Erb’s palsy – making compensation claims for other birth injuries
Sadly, sometimes erb’s palsy is not the only injury suffered at birth. More often, we are seeing brain injuries occurring alongside erb’s palsy. The symptoms of these injuries sometimes do not show themselves until children are much older, very often when they are starting secondary school where they need to become more independent.
We also shouldn’t forget mum. Unfortunately, sometimes mum suffers an injury during childbirth.
We know that mothers are sometimes reluctant to talk about those because they put the claim of their children first. However, some maternal birth injuries can be life-changing and it is important that we pursue all possible claims at the same time, given that a mum almost always only has three years to bring their claim.
When you’ve sustained a maternal injury
Very often mums will suffer significant tears and other injuries as a result of the negligent treatment which results in their child suffering from erb’s palsy.
These injuries can be significant and life-changing, yet plenty of mothers don’t want to talk about them and/or don’t pursue them.
Understandably, they are more concerned about their child. However, it is important that mums feel able to discuss what happened to them during birth, and not suffer in silence.
Whilst monetary compensation may not appear to be of use at first, it can provide a range of benefits to reduce the impact of the injury. These can include paying for private remedial surgery which can sometimes be a better alternative to NHS treatment.
It’s also worth remembering that compensation can cover other losses other than for treatment. Some mothers have been known to suffer PTSD following a traumatic birth, and have had to take time off work as a result. If someone has suffered something similar as a result of negligence, loss of earnings will be taken into account for compensation claims.

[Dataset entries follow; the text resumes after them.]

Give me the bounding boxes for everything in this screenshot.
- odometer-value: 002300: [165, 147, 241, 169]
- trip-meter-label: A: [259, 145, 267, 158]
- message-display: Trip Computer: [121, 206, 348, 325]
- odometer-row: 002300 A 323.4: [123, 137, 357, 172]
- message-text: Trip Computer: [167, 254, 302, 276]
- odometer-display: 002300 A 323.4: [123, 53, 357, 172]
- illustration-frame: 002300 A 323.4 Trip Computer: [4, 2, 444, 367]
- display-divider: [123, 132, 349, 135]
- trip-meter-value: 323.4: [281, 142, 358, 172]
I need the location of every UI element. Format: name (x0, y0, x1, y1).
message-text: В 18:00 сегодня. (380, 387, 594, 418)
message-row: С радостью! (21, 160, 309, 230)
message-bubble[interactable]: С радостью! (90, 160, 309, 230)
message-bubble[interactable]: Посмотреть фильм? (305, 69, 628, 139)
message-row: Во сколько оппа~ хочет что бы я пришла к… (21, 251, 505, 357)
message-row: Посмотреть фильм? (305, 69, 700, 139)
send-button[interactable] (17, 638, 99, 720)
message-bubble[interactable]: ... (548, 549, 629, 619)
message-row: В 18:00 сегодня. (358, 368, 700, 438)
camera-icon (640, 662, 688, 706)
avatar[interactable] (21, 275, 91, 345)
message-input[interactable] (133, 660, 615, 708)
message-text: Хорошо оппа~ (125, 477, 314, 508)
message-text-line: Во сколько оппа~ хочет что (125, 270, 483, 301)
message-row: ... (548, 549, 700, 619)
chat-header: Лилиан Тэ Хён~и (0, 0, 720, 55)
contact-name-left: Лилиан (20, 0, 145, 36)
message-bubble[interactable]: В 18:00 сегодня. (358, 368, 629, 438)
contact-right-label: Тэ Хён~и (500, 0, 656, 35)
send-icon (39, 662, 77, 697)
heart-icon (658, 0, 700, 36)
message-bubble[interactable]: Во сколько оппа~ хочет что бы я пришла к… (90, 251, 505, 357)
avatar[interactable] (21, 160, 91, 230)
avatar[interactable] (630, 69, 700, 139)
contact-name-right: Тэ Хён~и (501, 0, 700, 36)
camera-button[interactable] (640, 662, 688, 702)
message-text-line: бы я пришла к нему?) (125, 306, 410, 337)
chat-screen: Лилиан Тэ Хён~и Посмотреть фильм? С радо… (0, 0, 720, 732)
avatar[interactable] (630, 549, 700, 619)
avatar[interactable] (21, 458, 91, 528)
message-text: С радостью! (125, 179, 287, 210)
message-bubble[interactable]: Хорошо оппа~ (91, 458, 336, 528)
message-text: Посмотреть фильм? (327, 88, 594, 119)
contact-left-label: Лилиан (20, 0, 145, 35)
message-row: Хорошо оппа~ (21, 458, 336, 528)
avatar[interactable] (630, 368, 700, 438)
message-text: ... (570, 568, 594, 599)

When your child has sustained other injuries
When there have been difficulties during birth resulting in erb’s palsy, there is a chance that, unfortunately, the baby has also suffered from a lack of oxygen and therefore brain damage.
Brain damage can be quite subtle and hard to spot at first, but may become apparent if your child struggles to achieve normal milestones of development. Or as they progress in education and more is asked of them in terms of independent learning, they may struggle to keep up with their friends.
When bringing claims involving both erb’s palsy and brain damage, it is important that both issues are considered and investigated early on. It is important to avoid any suggestion that if a claim for erb’s palsy has been settled, this has ruled out any other claims in relation to the birth which might become apparent later on.
It is therefore crucial that if you have had an erb’s palsy claim which has been settled, and you have concerns now about your child ‘s development, that you seek specialist advice to see whether or not a further claim can be pursued for any other injuries including brain damage.
How to find the right support for you
It is important that you instruct a specialist set of clinical negligence solicitors, who have experience of erb’s palsy claims.
Even more important than that, however, is finding a solicitor you can work well with – someone who is on your wavelength. Bringing a claim is one of the most personal, emotional and (at times) stressful things that you will do. Therefore you must have someone working alongside you who you can trust and talk to freely.
In order to be sure that you have got the right person, be sure to talk to the firm you approach in some detail. This will help you to work out whether or not they match what you are looking for.
With the best will in the world, sometimes you instruct a firm of solicitors believing that they are the best people for the claim, but later on you encounter difficulties. There is no problem in swapping legal advisors – funding can always be transferred, and for specialist departments like ours any delay in switching instructions is minimised as much as possible.